Depuis plusieurs mois, le quotidien de centaines de millions de citoyens taïwanais, singapouriens, hongkongais et sud-coréens est scruté à la loupe. Les capteurs de leur téléphone ainsi que leurs paiements par carte bancaire permettent de déterminer jusqu’où ils ont voyagé, quels individus ils ont croisés. Les personnes suspectées d’être infectées sont repérées et identifiées au milieu de foules gigantesques grâce à un système de vidéosurveillance sophistiqué. En Chine, d’autres caméras permettent de détecter des signes de fièvre chez les passants. Ces méthodes invasives auraient permis de ralentir efficacement la propagation du nouveau coronavirus à l’intérieur des frontières des pays concernés. En Europe, des scientifiques s’y intéressent de près.

« C’est actuellement la seule vraie alternative au confinement général », estime le Pr Antoine Flahault, qui dirige l’Institut de santé globale à l’Université de Genève. Convaincu que ces technologies de pointe sont compatibles avec un cadre démocratique, cet épidémiologiste plaide pour que les pays occidentaux touchés par la pandémie envisagent de proposer à leur population une stratégie similaire. « C’est violent, peut-être, concède-t-il, mais certainement moins que le confinement d’une population entière. » Selon un sondage mené par une équipe de recherche de l’université d’Oxford, en France, dans le cadre de la pandémie, près de huit personnes sur dix seraient favorables à l’installation d’une application surveillant leurs interactions sociales par le biais du Bluetooth, donc sans géolocalisation.
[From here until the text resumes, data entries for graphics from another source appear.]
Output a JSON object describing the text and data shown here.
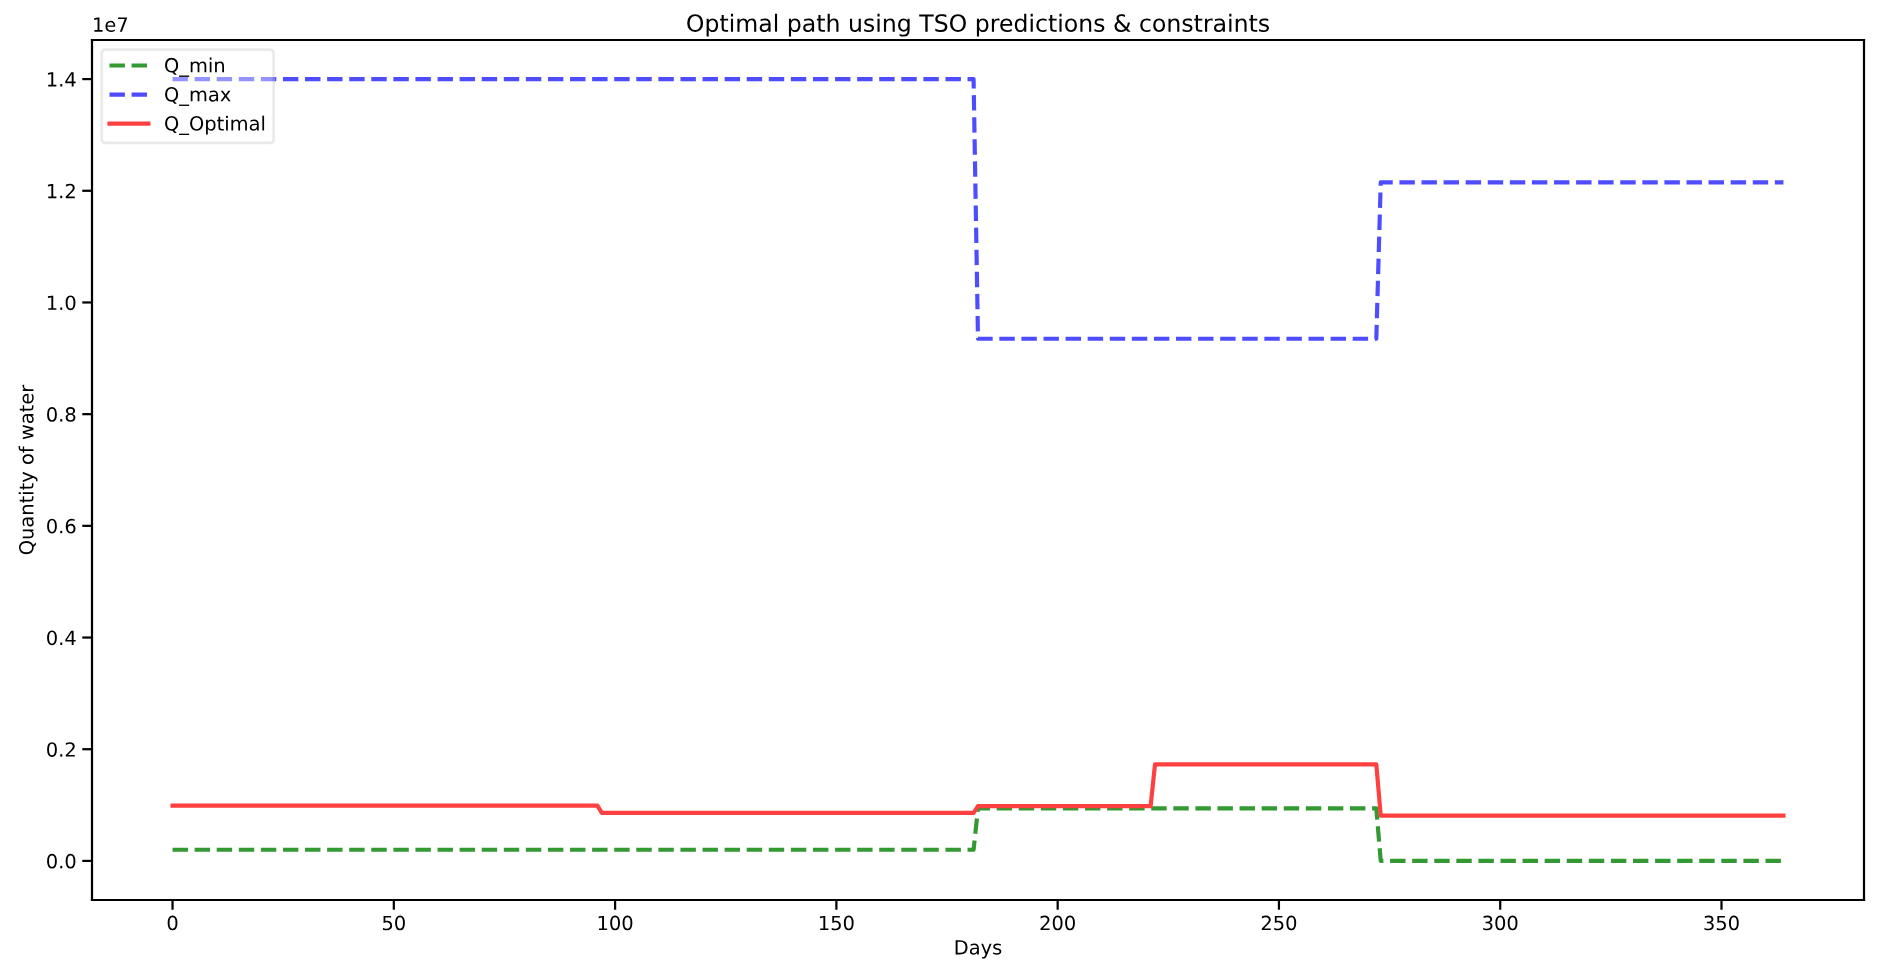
{
  "chart_data": {
    "type": "line",
    "title": "Optimal path using TSO predictions & constraints",
    "xlabel": "Days",
    "ylabel": "Quantity of water",
    "annotations": [
      "1e7"
    ],
    "series": [
      {
        "name": "Q_min",
        "color": "#339933",
        "line_style": "dashed",
        "x": [
          0,
          181,
          182,
          272,
          273,
          364
        ],
        "values": [
          0.02,
          0.02,
          0.094,
          0.094,
          0,
          0
        ]
      },
      {
        "name": "Q_max",
        "color": "#4d4dff",
        "line_style": "dashed",
        "x": [
          0,
          181,
          182,
          272,
          273,
          364
        ],
        "values": [
          1.4,
          1.4,
          0.935,
          0.935,
          1.215,
          1.215
        ]
      },
      {
        "name": "Q_Optimal",
        "color": "#ff4040",
        "line_style": "solid",
        "x": [
          0,
          96,
          97,
          181,
          182,
          221,
          222,
          272,
          273,
          364
        ],
        "values": [
          0.099,
          0.099,
          0.086,
          0.086,
          0.098,
          0.098,
          0.173,
          0.173,
          0.081,
          0.081
        ]
      }
    ],
    "xlim": [
      -18.2,
      382.2
    ],
    "xticks": [
      0,
      50,
      100,
      150,
      200,
      250,
      300,
      350
    ],
    "ylim": [
      -0.07,
      1.47
    ],
    "yticks": [
      {
        "value": 0,
        "label": "0.0"
      },
      0.2,
      0.4,
      0.6,
      0.8,
      {
        "value": 1,
        "label": "1.0"
      },
      1.2,
      1.4
    ],
    "grid": false,
    "legend": "top left",
    "marker": "none"
  }
}
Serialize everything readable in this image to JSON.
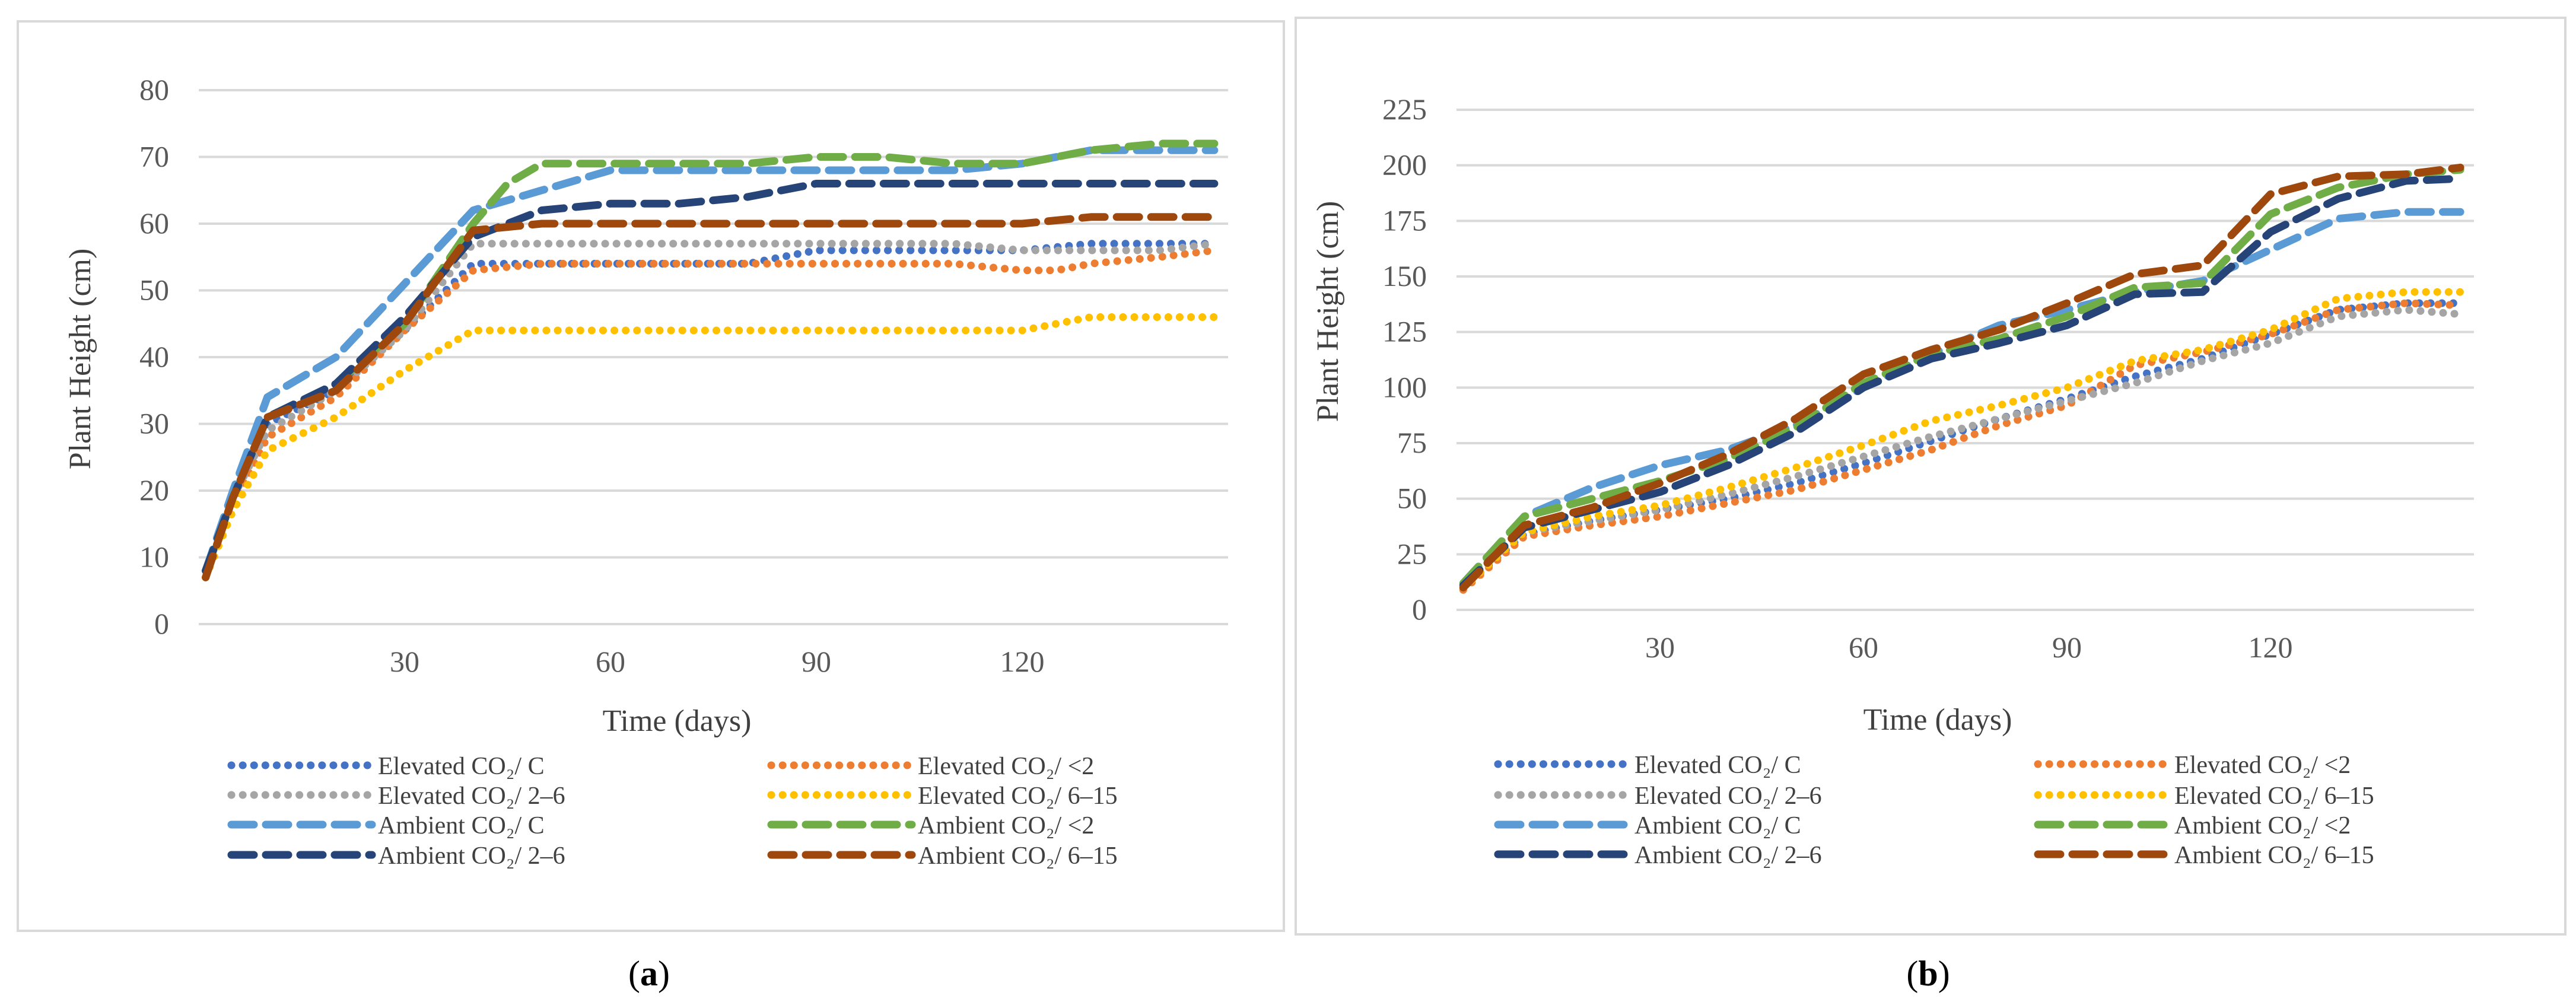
{
  "chart_data": [
    {
      "type": "line",
      "panel": "a",
      "caption_open": "(",
      "caption_letter": "a",
      "caption_close": ")",
      "xlabel": "Time (days)",
      "ylabel": "Plant Height (cm)",
      "xlim": [
        0,
        150
      ],
      "ylim": [
        0,
        80
      ],
      "xticks": [
        30,
        60,
        90,
        120
      ],
      "yticks": [
        0,
        10,
        20,
        30,
        40,
        50,
        60,
        70,
        80
      ],
      "grid": true,
      "legend_position": "bottom",
      "series": [
        {
          "name": "Elevated CO₂/ C",
          "color": "#4472C4",
          "style": "dotted",
          "x": [
            1,
            5,
            10,
            20,
            30,
            40,
            50,
            60,
            70,
            80,
            90,
            100,
            110,
            120,
            130,
            140,
            148
          ],
          "y": [
            8,
            19,
            30,
            35,
            44,
            54,
            54,
            54,
            54,
            54,
            56,
            56,
            56,
            56,
            57,
            57,
            57
          ]
        },
        {
          "name": "Elevated CO₂/ <2",
          "color": "#ED7D31",
          "style": "dotted",
          "x": [
            1,
            5,
            10,
            20,
            30,
            40,
            50,
            60,
            70,
            80,
            90,
            100,
            110,
            120,
            125,
            130,
            140,
            148
          ],
          "y": [
            7,
            18,
            28,
            34,
            44,
            53,
            54,
            54,
            54,
            54,
            54,
            54,
            54,
            53,
            53,
            54,
            55,
            56
          ]
        },
        {
          "name": "Elevated CO₂/ 2–6",
          "color": "#A5A5A5",
          "style": "dotted",
          "x": [
            1,
            5,
            10,
            20,
            30,
            40,
            50,
            60,
            70,
            80,
            90,
            100,
            110,
            120,
            130,
            140,
            148
          ],
          "y": [
            8,
            19,
            29,
            35,
            44,
            57,
            57,
            57,
            57,
            57,
            57,
            57,
            57,
            56,
            56,
            56,
            57
          ]
        },
        {
          "name": "Elevated CO₂/ 6–15",
          "color": "#FFC000",
          "style": "dotted",
          "x": [
            1,
            5,
            10,
            20,
            30,
            40,
            50,
            60,
            70,
            80,
            90,
            100,
            110,
            120,
            125,
            130,
            140,
            148
          ],
          "y": [
            7,
            17,
            26,
            31,
            38,
            44,
            44,
            44,
            44,
            44,
            44,
            44,
            44,
            44,
            45,
            46,
            46,
            46
          ]
        },
        {
          "name": "Ambient CO₂/ C",
          "color": "#5B9BD5",
          "style": "dashed",
          "x": [
            1,
            5,
            10,
            20,
            30,
            40,
            50,
            60,
            70,
            80,
            90,
            100,
            110,
            120,
            130,
            140,
            148
          ],
          "y": [
            8,
            20,
            34,
            40,
            51,
            62,
            65,
            68,
            68,
            68,
            68,
            68,
            68,
            69,
            71,
            71,
            71
          ]
        },
        {
          "name": "Ambient CO₂/ <2",
          "color": "#70AD47",
          "style": "dashed",
          "x": [
            1,
            5,
            10,
            20,
            30,
            40,
            45,
            50,
            60,
            70,
            80,
            90,
            100,
            110,
            120,
            130,
            140,
            148
          ],
          "y": [
            8,
            19,
            31,
            36,
            45,
            60,
            66,
            69,
            69,
            69,
            69,
            70,
            70,
            69,
            69,
            71,
            72,
            72
          ]
        },
        {
          "name": "Ambient CO₂/ 2–6",
          "color": "#264478",
          "style": "dashed",
          "x": [
            1,
            5,
            10,
            20,
            30,
            40,
            50,
            60,
            70,
            80,
            90,
            100,
            110,
            120,
            130,
            140,
            148
          ],
          "y": [
            8,
            19,
            31,
            36,
            46,
            58,
            62,
            63,
            63,
            64,
            66,
            66,
            66,
            66,
            66,
            66,
            66
          ]
        },
        {
          "name": "Ambient CO₂/ 6–15",
          "color": "#9E480E",
          "style": "dashed",
          "x": [
            1,
            5,
            10,
            20,
            30,
            40,
            50,
            60,
            70,
            80,
            90,
            100,
            110,
            120,
            130,
            140,
            148
          ],
          "y": [
            7,
            19,
            31,
            35,
            45,
            59,
            60,
            60,
            60,
            60,
            60,
            60,
            60,
            60,
            61,
            61,
            61
          ]
        }
      ]
    },
    {
      "type": "line",
      "panel": "b",
      "caption_open": "(",
      "caption_letter": "b",
      "caption_close": ")",
      "xlabel": "Time (days)",
      "ylabel": "Plant Height (cm)",
      "xlim": [
        0,
        150
      ],
      "ylim": [
        0,
        225
      ],
      "xticks": [
        30,
        60,
        90,
        120
      ],
      "yticks": [
        0,
        25,
        50,
        75,
        100,
        125,
        150,
        175,
        200,
        225
      ],
      "grid": true,
      "legend_position": "bottom",
      "series": [
        {
          "name": "Elevated CO₂/ C",
          "color": "#4472C4",
          "style": "dotted",
          "x": [
            1,
            10,
            20,
            30,
            40,
            50,
            60,
            70,
            80,
            90,
            100,
            110,
            120,
            130,
            140,
            148
          ],
          "y": [
            10,
            34,
            40,
            45,
            50,
            57,
            66,
            76,
            86,
            95,
            105,
            113,
            124,
            135,
            138,
            138
          ]
        },
        {
          "name": "Elevated CO₂/ <2",
          "color": "#ED7D31",
          "style": "dotted",
          "x": [
            1,
            10,
            20,
            30,
            40,
            50,
            60,
            70,
            80,
            90,
            100,
            110,
            120,
            130,
            140,
            148
          ],
          "y": [
            9,
            33,
            38,
            42,
            48,
            54,
            63,
            72,
            83,
            92,
            110,
            116,
            124,
            135,
            138,
            137
          ]
        },
        {
          "name": "Elevated CO₂/ 2–6",
          "color": "#A5A5A5",
          "style": "dotted",
          "x": [
            1,
            10,
            20,
            30,
            40,
            50,
            60,
            70,
            80,
            90,
            100,
            110,
            120,
            130,
            140,
            148
          ],
          "y": [
            10,
            35,
            40,
            45,
            52,
            60,
            69,
            78,
            86,
            94,
            102,
            112,
            120,
            132,
            135,
            133
          ]
        },
        {
          "name": "Elevated CO₂/ 6–15",
          "color": "#FFC000",
          "style": "dotted",
          "x": [
            1,
            10,
            20,
            30,
            40,
            50,
            60,
            70,
            80,
            90,
            100,
            110,
            120,
            130,
            140,
            148
          ],
          "y": [
            10,
            35,
            42,
            47,
            55,
            64,
            74,
            85,
            92,
            100,
            112,
            117,
            126,
            140,
            143,
            143
          ]
        },
        {
          "name": "Ambient CO₂/ C",
          "color": "#5B9BD5",
          "style": "dashed",
          "x": [
            1,
            10,
            20,
            30,
            40,
            50,
            60,
            70,
            80,
            90,
            100,
            110,
            120,
            130,
            140,
            148
          ],
          "y": [
            12,
            42,
            55,
            65,
            72,
            83,
            100,
            115,
            128,
            135,
            143,
            148,
            162,
            176,
            179,
            179
          ]
        },
        {
          "name": "Ambient CO₂/ <2",
          "color": "#70AD47",
          "style": "dashed",
          "x": [
            1,
            10,
            20,
            30,
            40,
            50,
            60,
            70,
            80,
            90,
            100,
            110,
            120,
            130,
            140,
            148
          ],
          "y": [
            12,
            42,
            50,
            58,
            68,
            82,
            102,
            115,
            122,
            132,
            145,
            147,
            178,
            190,
            196,
            198
          ]
        },
        {
          "name": "Ambient CO₂/ 2–6",
          "color": "#264478",
          "style": "dashed",
          "x": [
            1,
            10,
            20,
            30,
            40,
            50,
            60,
            70,
            80,
            90,
            100,
            110,
            120,
            130,
            140,
            148
          ],
          "y": [
            11,
            37,
            45,
            53,
            65,
            80,
            100,
            113,
            120,
            128,
            142,
            143,
            170,
            185,
            193,
            194
          ]
        },
        {
          "name": "Ambient CO₂/ 6–15",
          "color": "#9E480E",
          "style": "dashed",
          "x": [
            1,
            10,
            20,
            30,
            40,
            50,
            60,
            70,
            80,
            90,
            100,
            110,
            120,
            130,
            140,
            148
          ],
          "y": [
            10,
            38,
            46,
            57,
            70,
            86,
            106,
            117,
            126,
            138,
            151,
            155,
            187,
            195,
            196,
            199
          ]
        }
      ]
    }
  ]
}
Cette stratégie, précise le Pr Flahault, n’est intéressante que si des tests sont menés sur les cas suspects. « Il faut impérativement séparer les malades des bien portants », dit-il. En identifiant précocement ces derniers et en testant massivement sa population, la Corée du Sud a été en mesure d’isoler momentanément les personnes atteintes du Covid-19 dans des hôtels, en dehors de leurs foyers. Le pays a ainsi pu garder ses écoles et ses entreprises ouvertes le temps de l’épidémie. En Chine, de telles technologies ont au contraire entraîné la mise en place de mesures totalitaires. En fonction de son état de santé, chaque citoyen chinois se voit attribuer une couleur par le biais d’une application sur smartphone, reliée aux autorités locales. Pour accéder aux centres commerciaux et aux différents services publics, un QR code vert est obligatoire. Le rouge indique l’obligation de rester chez soi. Tant pis pour les personnes âgées, moins nombreuses à posséder un smartphone et par conséquent privées de ce potentiel sauf-conduit.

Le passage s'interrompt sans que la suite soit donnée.